Les Européens sont-ils en train de faire le pari de l'intelligence et de la confiance mutuelle ? C'est l'espoir suscité par la Commission européenne. A la surprise générale, celle-ci a décidé d'accorder un délai de deux ans à la France pour qu'elle ramène enfin son déficit public en deçà de 3 % du produit intérieur brut. Cet objectif devra donc être atteint non plus en 2013, ou 2014, mais en 2015.
Avant cette annonce, Paris espérait plus modestement décrocher un simple report d'un an, après avoir été incapable de respecter l'engagement pris par Nicolas Sarkozy, puis confirmé par François Hollande.
Mais le commissaire aux affaires économiques et monétaires, Olli Rehn, en a décidé autrement. Jugeant que les efforts à faire pour tenir le cap des 3 % dès l'année prochaine seraient trop importants pour être crédibles, il a reporté l'échéance à 2015 afin de ne pas tuer dans l'oeuf tout espoir de reprise. En contrepartie, il demande au gouvernement français d'accélérer ses efforts de réformes et de réduction des dépenses publiques.
Petit jeu intenable
La Commission et les Etats européens sortent enfin du jeu de rôle qui a rendu vaine la gouvernance économique de l'Union monétaire et a conduit l'euro au bord de la catastrophe.

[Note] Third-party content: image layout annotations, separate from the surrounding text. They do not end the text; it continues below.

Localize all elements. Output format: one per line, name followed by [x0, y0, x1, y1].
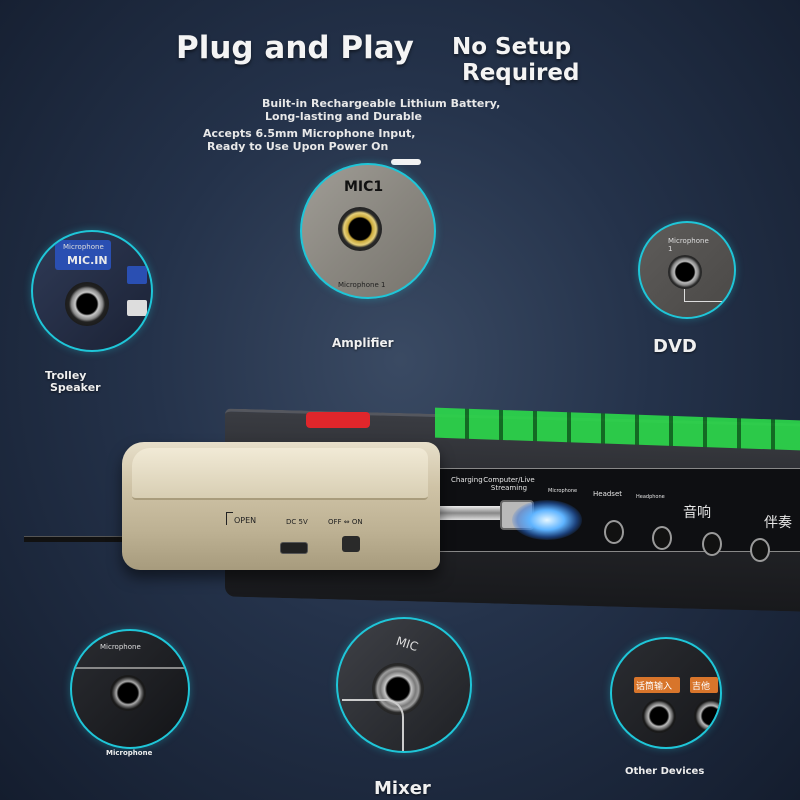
cable: [24, 536, 134, 542]
console-knob-2: [652, 526, 672, 550]
trolley-label-line1: Trolley: [45, 369, 87, 382]
console-knob-4: [750, 538, 770, 562]
feature-mic-line1: Accepts 6.5mm Microphone Input,: [203, 127, 416, 140]
other-panel-badge-left: [634, 677, 680, 693]
microphone-closeup: Microphone: [70, 629, 190, 749]
headline-plug-and-play: Plug and Play: [176, 30, 414, 66]
amplifier-label: Amplifier: [332, 336, 394, 350]
mixer-label: Mixer: [374, 778, 431, 799]
dvd-panel-line: [684, 289, 725, 302]
console-label-microphone: Microphone: [548, 488, 578, 494]
receiver-dc-label: DC 5V: [286, 518, 308, 526]
console-red-button: [306, 412, 370, 428]
console-label-computer: Computer/Live Streaming: [483, 476, 535, 492]
feature-battery: Built-in Rechargeable Lithium Battery, L…: [262, 97, 500, 123]
headline-no-setup: No Setup Required: [452, 34, 579, 86]
amplifier-panel-title: MIC1: [344, 179, 384, 195]
feature-mic-line2: Ready to Use Upon Power On: [207, 140, 389, 153]
microphone-panel-strip: [72, 667, 188, 669]
other-devices-closeup: 话筒输入 吉他: [610, 637, 722, 749]
trolley-usb-port: [127, 300, 147, 316]
receiver-body: OPEN DC 5V OFF ⇔ ON: [122, 442, 440, 570]
feature-mic: Accepts 6.5mm Microphone Input, Ready to…: [203, 127, 415, 153]
console-label-speaker: 音响: [683, 505, 711, 521]
dvd-jack: [668, 255, 702, 289]
amplifier-panel-sub: Microphone 1: [338, 281, 386, 289]
trolley-speaker-closeup: Microphone MIC.IN: [31, 230, 153, 352]
amplifier-jack: [338, 207, 382, 251]
other-devices-label: Other Devices: [625, 766, 705, 777]
trolley-side-badge: [127, 266, 147, 284]
receiver-top-face: [132, 448, 428, 500]
trolley-panel-badge: [55, 240, 111, 270]
other-panel-left: 话筒输入: [636, 682, 673, 692]
console-label-headphone: Headphone: [636, 494, 665, 500]
console-knob-1: [604, 520, 624, 544]
trolley-label: Trolley Speaker: [45, 370, 101, 394]
microphone-jack: [110, 675, 146, 711]
console-label-charging: Charging: [451, 476, 483, 484]
microphone-label: Microphone: [106, 749, 153, 757]
other-jack-2: [694, 699, 720, 733]
other-panel-right: 吉他: [692, 682, 711, 692]
dvd-label: DVD: [653, 336, 697, 357]
microphone-panel-label: Microphone: [100, 643, 141, 651]
other-jack-1: [642, 699, 676, 733]
dvd-panel-sub: Microphone 1: [668, 237, 709, 253]
receiver-open-label: OPEN: [234, 516, 257, 525]
trolley-panel-mic: MIC.IN: [67, 254, 108, 267]
receiver-power-switch[interactable]: [342, 536, 360, 552]
mixer-closeup: MIC: [336, 617, 472, 753]
dvd-closeup: Microphone 1: [638, 221, 736, 319]
receiver-usb-port[interactable]: [280, 542, 308, 554]
console-label-accompaniment: 伴奏: [764, 515, 792, 531]
other-panel-badge-right: [690, 677, 718, 693]
plug-shaft: [434, 506, 514, 520]
console-label-headset: Headset: [593, 490, 623, 498]
headline-no-setup-line2: Required: [462, 60, 580, 86]
mixer-panel-text: MIC: [394, 633, 420, 655]
console-knob-3: [702, 532, 722, 556]
trolley-panel-top: Microphone: [63, 243, 104, 251]
feature-battery-line2: Long-lasting and Durable: [265, 110, 423, 123]
receiver-open-arrow-icon: [226, 512, 233, 525]
feature-battery-line1: Built-in Rechargeable Lithium Battery,: [262, 97, 501, 110]
mixer-panel-line: [342, 699, 404, 751]
trolley-jack: [65, 282, 109, 326]
signal-glow: [512, 500, 582, 540]
receiver-switch-label: OFF ⇔ ON: [328, 518, 363, 526]
headline-no-setup-line1: No Setup: [452, 34, 572, 60]
amplifier-closeup: MIC1 Microphone 1: [300, 163, 436, 299]
divider-pill: [391, 159, 421, 165]
trolley-label-line2: Speaker: [50, 381, 101, 394]
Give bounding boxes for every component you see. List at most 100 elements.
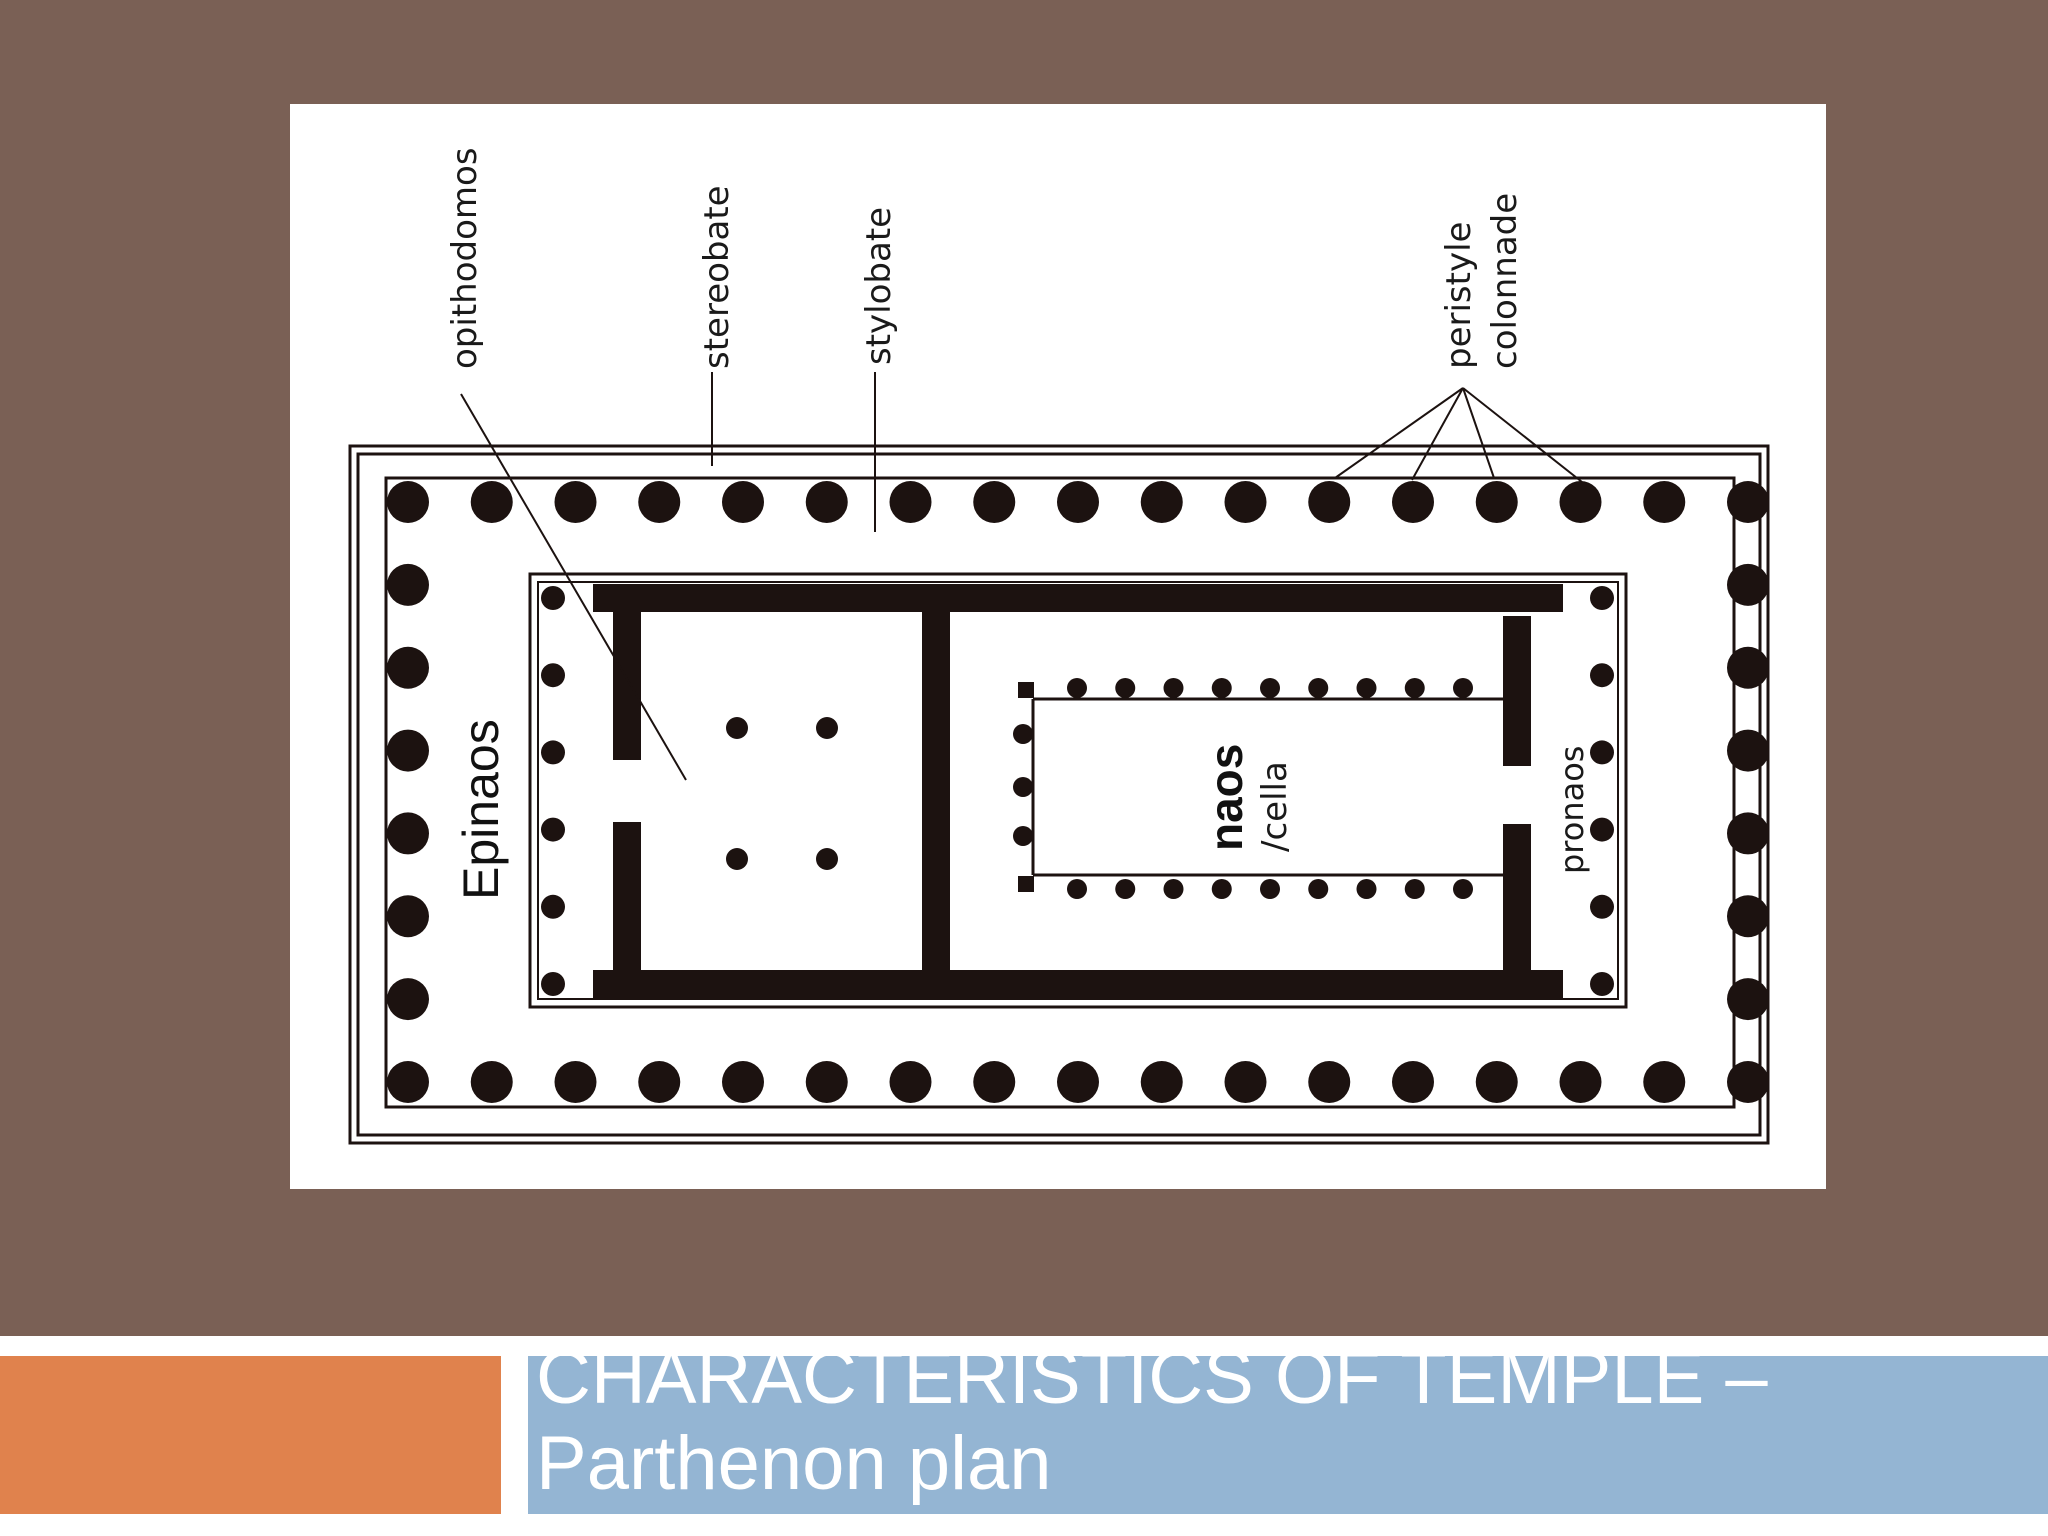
naos-column: [1356, 678, 1377, 698]
naos-column: [1260, 678, 1280, 698]
peristyle-column: [889, 481, 932, 523]
peristyle-column: [387, 1061, 429, 1103]
stereobate-outline: [348, 444, 1770, 1145]
opisthodomos-column: [726, 717, 748, 739]
naos-column: [1453, 678, 1473, 698]
label-pronaos: pronaos: [1553, 746, 1591, 874]
naos-column: [1453, 879, 1473, 899]
peristyle-column: [387, 812, 429, 855]
cross-wall: [922, 600, 950, 986]
peristyle-column: [1727, 481, 1769, 523]
naos-column: [1308, 678, 1329, 698]
naos-column: [1067, 879, 1087, 899]
peristyle-column: [1224, 1061, 1267, 1103]
peristyle-column: [554, 1061, 597, 1103]
naos-column: [1260, 879, 1280, 899]
naos-column: [1211, 879, 1232, 899]
peristyle-column: [1727, 729, 1769, 772]
inner-platform-inner-outline: [537, 581, 1619, 1000]
peristyle-column: [722, 481, 764, 523]
peristyle-column: [1727, 646, 1769, 689]
peristyle-column: [387, 481, 429, 523]
peristyle-column: [1308, 1061, 1351, 1103]
peristyle-column: [638, 481, 681, 523]
peristyle-column: [722, 1061, 764, 1103]
label-stereobate: stereobate: [697, 185, 737, 369]
plan-svg: opithodomos stereobate stylobate peristy…: [348, 147, 1770, 1145]
peristyle-column: [1392, 481, 1434, 523]
west-wall-lower: [613, 822, 641, 982]
peristyle-column: [387, 646, 429, 689]
porch-column: [1590, 586, 1614, 610]
label-peristyle: peristyle: [1439, 222, 1479, 369]
peristyle-column: [1727, 1061, 1769, 1103]
naos-column: [1115, 879, 1136, 899]
peristyle-column: [1643, 481, 1686, 523]
peristyle-column: [1727, 895, 1769, 938]
north-wall: [593, 584, 1563, 612]
peristyle-column: [554, 481, 597, 523]
opithodomos-leader-line: [460, 393, 687, 781]
porch-column: [541, 586, 565, 610]
peristyle-column: [1057, 481, 1099, 523]
peristyle-column: [973, 1061, 1016, 1103]
peristyle-column: [1475, 1061, 1518, 1103]
peristyle-column: [1559, 1061, 1602, 1103]
naos-column: [1404, 879, 1425, 899]
peristyle-column: [973, 481, 1016, 523]
porch-column: [541, 972, 565, 996]
peristyle-column: [889, 1061, 932, 1103]
naos-column: [1013, 777, 1033, 797]
peristyle-leader-lines: [1334, 387, 1583, 483]
opisthodomos-column: [726, 848, 748, 870]
peristyle-column: [1224, 481, 1267, 523]
east-wall-upper: [1503, 616, 1531, 766]
porch-column: [1590, 663, 1614, 688]
peristyle-column: [1140, 481, 1183, 523]
peristyle-column: [1140, 1061, 1183, 1103]
peristyle-column: [387, 978, 429, 1021]
naos-column: [1308, 879, 1329, 899]
columns-group: [387, 481, 1769, 1103]
label-cella: /cella: [1255, 761, 1295, 852]
peristyle-column: [1727, 978, 1769, 1021]
naos-column: [1404, 678, 1425, 698]
porch-column: [541, 894, 565, 919]
east-wall-lower: [1503, 824, 1531, 984]
porch-column: [541, 740, 565, 765]
peristyle-column: [1475, 481, 1518, 523]
stereobate-inner-outline: [356, 452, 1762, 1137]
label-opithodomos: opithodomos: [445, 147, 485, 369]
peristyle-column: [387, 563, 429, 606]
peristyle-column: [1559, 481, 1602, 523]
naos-column: [1163, 879, 1184, 899]
peristyle-column: [470, 1061, 513, 1103]
porch-column: [1590, 972, 1614, 996]
peristyle-column: [1643, 1061, 1686, 1103]
peristyle-column: [1308, 481, 1351, 523]
label-colonnade: colonnade: [1485, 193, 1525, 369]
porch-column: [541, 817, 565, 842]
naos-column: [1163, 678, 1184, 698]
naos-column: [1356, 879, 1377, 899]
south-wall: [593, 970, 1563, 1000]
label-stylobate: stylobate: [859, 207, 899, 365]
peristyle-column: [1727, 812, 1769, 855]
peristyle-column: [1727, 563, 1769, 606]
peristyle-column: [387, 729, 429, 772]
naos-column: [1211, 678, 1232, 698]
label-naos: naos: [1200, 744, 1252, 851]
slide-title-line-2: Parthenon plan: [536, 1421, 1052, 1506]
peristyle-column: [805, 481, 848, 523]
naos-column: [1115, 678, 1136, 698]
porch-column: [1590, 894, 1614, 919]
peristyle-column: [805, 1061, 848, 1103]
naos-column: [1013, 826, 1033, 846]
peristyle-column: [638, 1061, 681, 1103]
porch-column: [541, 663, 565, 688]
opisthodomos-column: [816, 848, 838, 870]
title-bar: CHARACTERISTICS OF TEMPLE – Parthenon pl…: [528, 1356, 2048, 1514]
peristyle-column: [1057, 1061, 1099, 1103]
inner-platform-outline: [528, 572, 1628, 1009]
peristyle-column: [387, 895, 429, 938]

Il y eut, d'abord, la période "stupide", pour reprendre le qualificatif utilisé à propos du pacte de stabilité par l'ex-président de la Commission européenne, Romano Prodi.
Pour asseoir son pouvoir, Bruxelles appliquait les règles comptables tandis que, dès 2003, les Etats - la France et l'Allemagne - en profitaient pour s'en affranchir. Intelligemment, dans le cas de Gerhard Schröder qui a mis à profit ce répit pour réformer l'Allemagne ; de manière désinvolte par Jacques Chirac, qui s'est empressé de ne rien faire.
Les années de crise ont suspendu les règles, avant que ne s'ouvre l'ère du mensonge consenti : chacun se faisait des promesses qu'il savait intenables. C'est ainsi que la Commission et François Hollande ont prétendu pendant des mois que la France redescendrait en 2013 sous la barre des 3 %. La Commission sauvait la face et Paris pouvait se prétendre bon élève.
Ce petit jeu est devenu intenable, alors que l'Europe se trouve prise dans une querelle de doctrine. Les partisans du pilotage de la conjoncture (France, FMI) s'opposent à ceux de la rigueur (Allemagne, Commission). Les premiers appellent à ne pas accentuer la récession par des plans d'austérité cumulatifs, mais ne convainquent pas les seconds.
Avertis par l'expérience, ceux-ci y voient un prétexte habile pour reporter à plus tard les efforts nécessaires. Résultat, c'est la récession et l'absence de réformes qui menacent.
En renonçant au fétichisme du 3 %, la Commission a décidé de sortir de ce jeu perdant-perdant. Elle prend une décision économiquement sage et politiquement habile.